Learning science for the rest of us: Make your content memorable
Sometimes, the best practices that go into designing a great course apply to other undertakings—and we want to share them with a broader audience.
In my role as instructor growth manager, I help Udemy instructors make their lectures more engaging, but the same advice applies to anyone giving a talk. Whether you’re teaching students or presenting in a work setting, you want your content to hit its mark and be memorable.
Help your audience connect with your main message by following one of these approaches for building an attention-grabbing presentation and check out the courses that illustrate each one.
Stories take the listener on a journey through someone else’s experience. They can be earnest, humorous, cautionary, or inspiring and put your topic into relatable human context.
Dan Rather’s course, “Journalism & Finding the Truth in the News,” draws heavily from his personal experience reporting on some of the late 20th century’s most historic events. As he recounts the ways journalistic thinking helped him respond to important news, documentary footage puts students right there in the moment.
What stories can you tell to give first-hand immediacy to your topic?
Psychology professor Rebecca Todd said, “If you can connect to an audience’s emotional responses, they will perceive the information more vividly, be less distracted, and will be more likely to remember it.” You can use charged images and language to capture attention with joy, fear, surprise, sadness, disgust, etc.
Kelly McGonigal starts her course, “The Neuroscience of Self-Compassion,” with an origin story about being criticized by someone in a lecture audience and how that affected her emotionally.

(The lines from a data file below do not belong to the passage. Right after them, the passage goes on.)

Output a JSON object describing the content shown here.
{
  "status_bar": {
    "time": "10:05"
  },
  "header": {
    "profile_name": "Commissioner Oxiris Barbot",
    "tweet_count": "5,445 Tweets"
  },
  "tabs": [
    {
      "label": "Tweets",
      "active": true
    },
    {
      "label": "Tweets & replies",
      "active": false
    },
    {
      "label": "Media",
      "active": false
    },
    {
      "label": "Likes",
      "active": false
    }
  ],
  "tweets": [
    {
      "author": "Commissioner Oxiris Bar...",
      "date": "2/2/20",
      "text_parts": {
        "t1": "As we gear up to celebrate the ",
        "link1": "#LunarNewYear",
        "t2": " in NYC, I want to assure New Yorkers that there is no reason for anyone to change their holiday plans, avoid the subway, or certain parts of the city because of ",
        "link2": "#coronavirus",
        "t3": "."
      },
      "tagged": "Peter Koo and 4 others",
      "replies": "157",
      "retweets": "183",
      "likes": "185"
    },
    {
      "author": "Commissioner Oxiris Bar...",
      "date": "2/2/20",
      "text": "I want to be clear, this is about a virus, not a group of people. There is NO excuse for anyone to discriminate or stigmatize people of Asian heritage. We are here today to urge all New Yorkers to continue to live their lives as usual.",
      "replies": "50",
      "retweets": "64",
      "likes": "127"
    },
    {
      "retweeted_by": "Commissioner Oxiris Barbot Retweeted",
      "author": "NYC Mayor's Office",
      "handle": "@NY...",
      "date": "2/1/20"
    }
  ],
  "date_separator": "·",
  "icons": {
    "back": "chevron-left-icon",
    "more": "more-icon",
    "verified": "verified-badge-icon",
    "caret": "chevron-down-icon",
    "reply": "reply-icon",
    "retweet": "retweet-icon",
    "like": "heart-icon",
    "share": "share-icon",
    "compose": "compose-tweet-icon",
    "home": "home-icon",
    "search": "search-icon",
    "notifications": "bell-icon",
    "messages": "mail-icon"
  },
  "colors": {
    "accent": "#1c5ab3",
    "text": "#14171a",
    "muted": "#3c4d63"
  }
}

How could you create a meaningful emotional charge at the start of your presentation?
As this blog post demonstrates, what you’re learning becomes more relatable when your audience can see different real-life examples of a concept in action.
“How to Make a Difference” by Nicholas Kristof & Sheryl WuDunn addresses social justice and human rights issues through case studies of organizations working on intractable problems like poverty, inequality, and human trafficking. Calling out exemplary role models is a powerful way to set standards for your audience and makes theoretical content feel more relatable to their lives.
What example could you use to motivate your audience to take action?
You’ve heard the saying, “the numbers don’t lie.” For that reason, data can be very powerful in helping people remember information. It serves as objective proof and support for the messages you want to convey in your presentation.
Pat Duckworth anchors her course, “Top Sleep Tips: Practical and Life Changing Sleep Advice,” with research showing how lack of sleep can lead to systemic inflammation, higher blood pressure, cardiovascular problems, and higher incidence of some cancers.
How could you drive your message home with a strong, memorable fact or data point?
Organizing frameworks, such as mnemonics, diagrams, graphs, and maps, put your information into a memorable context. These tools guide students to think more strategically about how concepts fit together.
In “Inspirepreneur: Creating change through public speaking,” instructor Jonty Bush uses a simple Venn diagram to show, rather than just tell, how three attributes of successful public speaking interrelate. Frameworks like this work as a visual shortcut to enable quicker brainstorming and decision making.
How can you condense your main messages into a visual or mnemonic bundle that’s easy to grasp?
Sometimes the best way to explain something is to talk your audience through it step-by-step so they can follow your thought process and replicate it for their own needs.
Ben Colefax teaches “How to Draw Cute Cartoon Characters” by demonstrating each action needed to draw, color, and shade in Photoshop, but he keeps each lecture focused and simple to follow. It’s an approachable, accessible way to show beginners what they can accomplish.
How could you take your audience on a step-by-step journey to make a process more understandable?
Take a cue from these Udemy instructors to add a little pizazz to your next speaking engagement!